While those engaged in scientific research may be able to see their way to survival in a system geared more closely to wealth generation, this tightening is increasingly alarming those in the humanities. They do not see much evidence of President Robinson's claimed reassertion of the values of a broad education. Furthermore, anxieties can only be increased by the almost total takeover of senior civil service posts in the new Department for Education and Employment by the employment side. The extent of the takeover and the increased emphasis on business considerations seem to be underlined in particular by the premature ousting of a permanent secretary, Sir Tim Lankester, whose track record includes blowing the whistle on the commercial distortions introduced into government policy in the case of the Pergau Dam.

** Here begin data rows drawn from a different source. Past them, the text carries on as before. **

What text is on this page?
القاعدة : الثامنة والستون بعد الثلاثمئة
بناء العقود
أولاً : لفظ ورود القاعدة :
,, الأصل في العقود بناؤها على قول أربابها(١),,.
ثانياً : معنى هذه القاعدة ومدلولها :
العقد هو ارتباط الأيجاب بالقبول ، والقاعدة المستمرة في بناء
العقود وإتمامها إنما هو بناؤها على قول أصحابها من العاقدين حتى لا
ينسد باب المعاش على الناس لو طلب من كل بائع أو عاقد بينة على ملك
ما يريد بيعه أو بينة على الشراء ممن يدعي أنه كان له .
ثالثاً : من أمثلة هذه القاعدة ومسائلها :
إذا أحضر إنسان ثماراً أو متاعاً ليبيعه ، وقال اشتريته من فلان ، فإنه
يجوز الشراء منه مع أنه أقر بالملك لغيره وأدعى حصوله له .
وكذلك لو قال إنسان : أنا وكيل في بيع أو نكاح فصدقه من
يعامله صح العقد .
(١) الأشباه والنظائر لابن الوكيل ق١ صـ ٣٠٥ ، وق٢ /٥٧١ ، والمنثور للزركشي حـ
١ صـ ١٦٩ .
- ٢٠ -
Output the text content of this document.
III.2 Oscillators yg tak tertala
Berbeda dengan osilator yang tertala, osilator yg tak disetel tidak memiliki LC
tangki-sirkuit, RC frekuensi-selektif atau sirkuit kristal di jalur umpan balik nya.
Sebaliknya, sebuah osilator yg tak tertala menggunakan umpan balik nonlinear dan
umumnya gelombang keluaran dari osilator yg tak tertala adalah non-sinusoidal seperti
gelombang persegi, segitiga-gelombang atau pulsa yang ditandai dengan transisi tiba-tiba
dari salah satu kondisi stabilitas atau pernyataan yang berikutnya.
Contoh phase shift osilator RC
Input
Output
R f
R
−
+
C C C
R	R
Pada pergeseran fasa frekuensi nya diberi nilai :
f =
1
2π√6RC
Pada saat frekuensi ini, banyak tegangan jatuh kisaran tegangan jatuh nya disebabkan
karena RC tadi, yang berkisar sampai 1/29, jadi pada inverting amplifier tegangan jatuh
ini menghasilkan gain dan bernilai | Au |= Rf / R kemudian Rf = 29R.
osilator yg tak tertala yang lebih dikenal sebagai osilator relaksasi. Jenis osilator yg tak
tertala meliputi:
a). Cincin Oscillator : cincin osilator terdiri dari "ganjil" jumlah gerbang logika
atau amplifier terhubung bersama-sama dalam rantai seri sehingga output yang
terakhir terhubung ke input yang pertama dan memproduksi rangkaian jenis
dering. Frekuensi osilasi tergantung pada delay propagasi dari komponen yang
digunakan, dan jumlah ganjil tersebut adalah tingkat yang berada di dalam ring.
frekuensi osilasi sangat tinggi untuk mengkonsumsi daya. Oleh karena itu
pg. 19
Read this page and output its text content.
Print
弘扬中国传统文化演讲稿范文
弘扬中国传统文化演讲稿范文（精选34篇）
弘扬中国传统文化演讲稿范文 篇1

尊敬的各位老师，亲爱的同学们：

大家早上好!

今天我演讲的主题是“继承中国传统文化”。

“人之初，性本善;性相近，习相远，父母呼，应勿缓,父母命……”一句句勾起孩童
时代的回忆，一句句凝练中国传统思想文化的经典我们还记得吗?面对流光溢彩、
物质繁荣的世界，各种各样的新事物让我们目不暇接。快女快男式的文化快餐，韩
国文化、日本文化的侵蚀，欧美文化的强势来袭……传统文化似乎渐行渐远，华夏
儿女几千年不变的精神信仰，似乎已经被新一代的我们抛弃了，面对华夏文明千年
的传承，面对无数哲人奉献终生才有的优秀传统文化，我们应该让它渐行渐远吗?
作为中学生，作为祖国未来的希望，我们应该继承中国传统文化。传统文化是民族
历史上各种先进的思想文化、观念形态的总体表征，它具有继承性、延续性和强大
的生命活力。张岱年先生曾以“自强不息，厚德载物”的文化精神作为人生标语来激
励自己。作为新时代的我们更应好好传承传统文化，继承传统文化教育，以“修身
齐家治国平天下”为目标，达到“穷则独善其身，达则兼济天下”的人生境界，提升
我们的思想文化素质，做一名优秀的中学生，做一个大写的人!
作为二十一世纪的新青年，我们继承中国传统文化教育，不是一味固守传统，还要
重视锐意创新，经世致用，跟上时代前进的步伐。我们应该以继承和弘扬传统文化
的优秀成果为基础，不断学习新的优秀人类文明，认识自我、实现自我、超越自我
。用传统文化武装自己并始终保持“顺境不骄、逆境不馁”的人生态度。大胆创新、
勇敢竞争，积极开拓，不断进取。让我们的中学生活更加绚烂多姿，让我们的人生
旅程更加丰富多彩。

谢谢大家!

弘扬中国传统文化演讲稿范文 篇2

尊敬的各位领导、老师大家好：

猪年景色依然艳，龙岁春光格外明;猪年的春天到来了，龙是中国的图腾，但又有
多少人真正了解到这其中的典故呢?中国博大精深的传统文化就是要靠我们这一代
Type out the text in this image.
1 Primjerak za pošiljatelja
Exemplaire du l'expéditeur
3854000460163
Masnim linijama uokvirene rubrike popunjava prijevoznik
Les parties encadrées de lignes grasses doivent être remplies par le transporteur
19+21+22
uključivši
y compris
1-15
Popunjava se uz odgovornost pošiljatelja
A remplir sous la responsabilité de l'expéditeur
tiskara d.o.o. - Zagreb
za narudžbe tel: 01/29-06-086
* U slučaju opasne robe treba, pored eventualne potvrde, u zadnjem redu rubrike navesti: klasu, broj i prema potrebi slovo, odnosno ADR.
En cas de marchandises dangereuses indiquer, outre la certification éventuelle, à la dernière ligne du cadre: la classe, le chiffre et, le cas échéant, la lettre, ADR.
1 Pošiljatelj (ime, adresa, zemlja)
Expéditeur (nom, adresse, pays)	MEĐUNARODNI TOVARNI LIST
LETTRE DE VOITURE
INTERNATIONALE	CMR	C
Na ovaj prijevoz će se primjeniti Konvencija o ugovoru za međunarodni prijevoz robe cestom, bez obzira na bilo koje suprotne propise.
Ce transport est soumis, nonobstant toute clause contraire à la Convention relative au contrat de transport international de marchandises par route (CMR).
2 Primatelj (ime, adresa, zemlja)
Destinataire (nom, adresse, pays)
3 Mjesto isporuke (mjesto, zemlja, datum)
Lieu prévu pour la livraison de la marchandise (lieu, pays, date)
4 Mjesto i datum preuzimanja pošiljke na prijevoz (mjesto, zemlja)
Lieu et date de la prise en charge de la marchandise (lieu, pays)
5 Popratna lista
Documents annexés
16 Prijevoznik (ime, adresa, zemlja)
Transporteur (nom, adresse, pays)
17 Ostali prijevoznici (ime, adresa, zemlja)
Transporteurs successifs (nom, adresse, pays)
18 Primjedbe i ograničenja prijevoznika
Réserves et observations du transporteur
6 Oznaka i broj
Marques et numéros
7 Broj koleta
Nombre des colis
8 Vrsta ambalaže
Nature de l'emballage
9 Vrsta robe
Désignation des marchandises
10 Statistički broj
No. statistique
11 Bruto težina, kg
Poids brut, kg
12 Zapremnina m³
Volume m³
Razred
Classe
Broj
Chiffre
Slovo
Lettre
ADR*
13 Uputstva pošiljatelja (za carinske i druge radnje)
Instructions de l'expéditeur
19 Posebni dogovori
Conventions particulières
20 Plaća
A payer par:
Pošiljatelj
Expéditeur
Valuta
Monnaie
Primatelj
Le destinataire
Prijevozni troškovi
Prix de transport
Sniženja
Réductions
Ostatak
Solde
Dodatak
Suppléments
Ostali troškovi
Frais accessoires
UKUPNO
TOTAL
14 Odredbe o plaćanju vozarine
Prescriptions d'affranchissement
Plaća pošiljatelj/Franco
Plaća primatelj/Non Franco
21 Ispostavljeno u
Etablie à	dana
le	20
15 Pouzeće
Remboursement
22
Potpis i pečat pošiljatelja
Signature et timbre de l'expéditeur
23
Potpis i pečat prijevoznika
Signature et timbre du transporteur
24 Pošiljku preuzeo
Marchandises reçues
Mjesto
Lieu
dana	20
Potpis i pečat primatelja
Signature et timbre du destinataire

There is no doubt, then, that the academic space needs defending. But how is this to be done? This, as president, Mrs Robinson need not, indeed cannot, address. But Lord Nolan and his committee, currently taking evidence on issues of governance in public spending bodies including universities and colleges, cannot escape so easily. The committee has set out seven principles that should govern the behaviour of people engaged in public life and is now consulting on the detailed arrangements which may be needed to ensure that people live up to them.
But this does not go far enough. So far at least the committee has shown little interest in the purposes institutions exist to promote nor, therefore, do its questions address how arrangements for their governance may help those purposes. If one of the purposes of universities, for example, is agreed to be the defence of academic space against encroachment, arrangements for their governance should be considered in terms of their fitness for this purpose.
The values which should govern the way an academic institution runs itself - its approach to students and commercial customers, its responsibilities to good management and openness, or its duties to tolerate beliefs from which powerful interests or society at large might recoil or regard as unimportant - are complex ones. That does not excuse ignoring them.
President Robinson is right that the need for morality and values is more frequently asserted these days. But that does mean that the intricacies of fostering such characteristics are being seriously addressed. Too often the assertion that moral values must have greater priority is used as justification for demanding more monitoring, more inspection and more control, in short more encroachment on "academic space". It rarely extends to consideration of why that space is important and how it can be defended.